En novembre, le gouvernement a annoncé qu'il maintiendrait son objectif de 500 000 nouveaux résidents permanents en 2026, après de multiples augmentations des objectifs annuels en matière d'immigration. Miller a exprimé son intention de se concentrer sur les résidents temporaires au cours des prochains mois, reconnaissant la nécessité d'évaluer et potentiellement de limiter l'afflux de résidents non permanents.
Il a proposé l'idée de réformer les permis de travail postuniversitaires ou de mettre en œuvre des mesures pour contrôler le nombre de résidents temporaires, reconnaissant les implications économiques potentielles de telles actions.
Stratégie d'immigration
Miller a défendu la stratégie globale d'immigration du gouvernement, soulignant sa nécessité pour maintenir une main-d'œuvre croissante à mesure que la population canadienne vieillit. Il a également souligné que les questions impliquant les étudiants internationaux titulaires de visas temporaires relevaient de la compétence provinciale.
Jovial Orlachi Osundu, président de l'association des étudiants internationaux de l'Université de Moncton, a exprimé son point de vue selon lequel blâmer les étudiants internationaux pour la crise du logement était injuste et a mis en garde contre l'effet décourageant sur les étudiants potentiels qui envisagent d'étudier au Canada.

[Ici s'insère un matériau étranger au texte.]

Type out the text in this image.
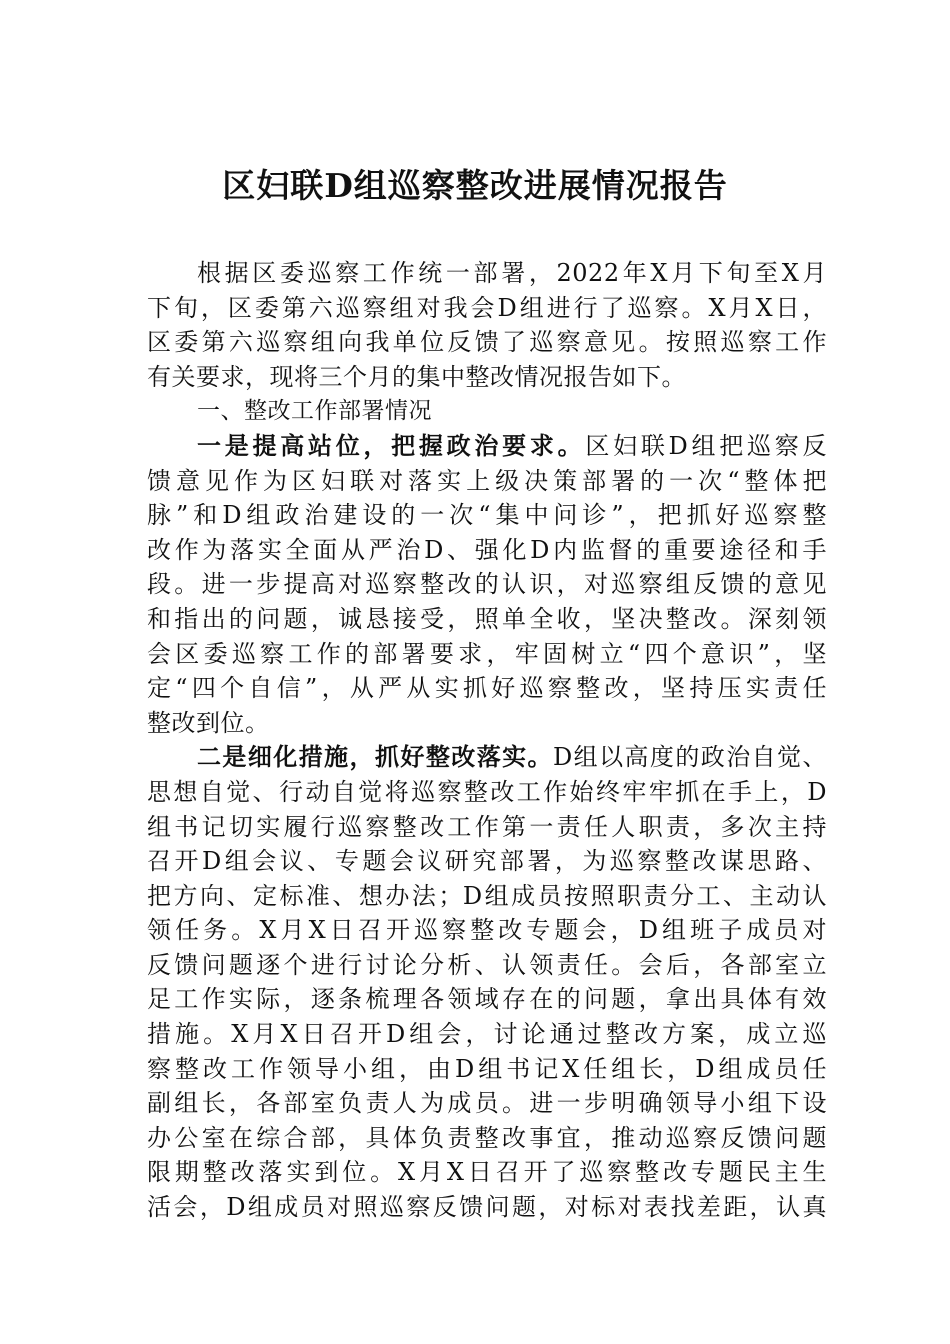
区妇联D组巡察整改进展情况报告
根据区委巡察工作统一部署，2022年X月下旬至X月
下旬，区委第六巡察组对我会D组进行了巡察。X月X日，
区委第六巡察组向我单位反馈了巡察意见。按照巡察工作
有关要求，现将三个月的集中整改情况报告如下。
一、整改工作部署情况
一是提高站位，把握政治要求。区妇联D组把巡察反
馈意见作为区妇联对落实上级决策部署的一次“整体把
脉”和D组政治建设的一次“集中问诊”，把抓好巡察整
改作为落实全面从严治D、强化D内监督的重要途径和手
段。进一步提高对巡察整改的认识，对巡察组反馈的意见
和指出的问题，诚恳接受，照单全收，坚决整改。深刻领
会区委巡察工作的部署要求，牢固树立“四个意识”，坚
定“四个自信”，从严从实抓好巡察整改，坚持压实责任
整改到位。
二是细化措施，抓好整改落实。D组以高度的政治自觉、
思想自觉、行动自觉将巡察整改工作始终牢牢抓在手上，D
组书记切实履行巡察整改工作第一责任人职责，多次主持
召开D组会议、专题会议研究部署，为巡察整改谋思路、
把方向、定标准、想办法；D组成员按照职责分工、主动认
领任务。X月X日召开巡察整改专题会，D组班子成员对
反馈问题逐个进行讨论分析、认领责任。会后，各部室立
足工作实际，逐条梳理各领域存在的问题，拿出具体有效
措施。X月X日召开D组会，讨论通过整改方案，成立巡
察整改工作领导小组，由D组书记X任组长，D组成员任
副组长，各部室负责人为成员。进一步明确领导小组下设
办公室在综合部，具体负责整改事宜，推动巡察反馈问题
限期整改落实到位。X月X日召开了巡察整改专题民主生
活会，D组成员对照巡察反馈问题，对标对表找差距，认真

Miller a souligné le rôle du gouvernement fédéral dans son intervention au sein d'un marché où certaines parties donnent la priorité aux profits à court terme plutôt qu'à la stabilité à long terme du marché immobilier. Il a appelé les provinces à être réceptives au changement et s'est dit prêt à collaborer avec elles pour résoudre ce problème, soulignant que le gouvernement fédéral était prêt à agir si nécessaire.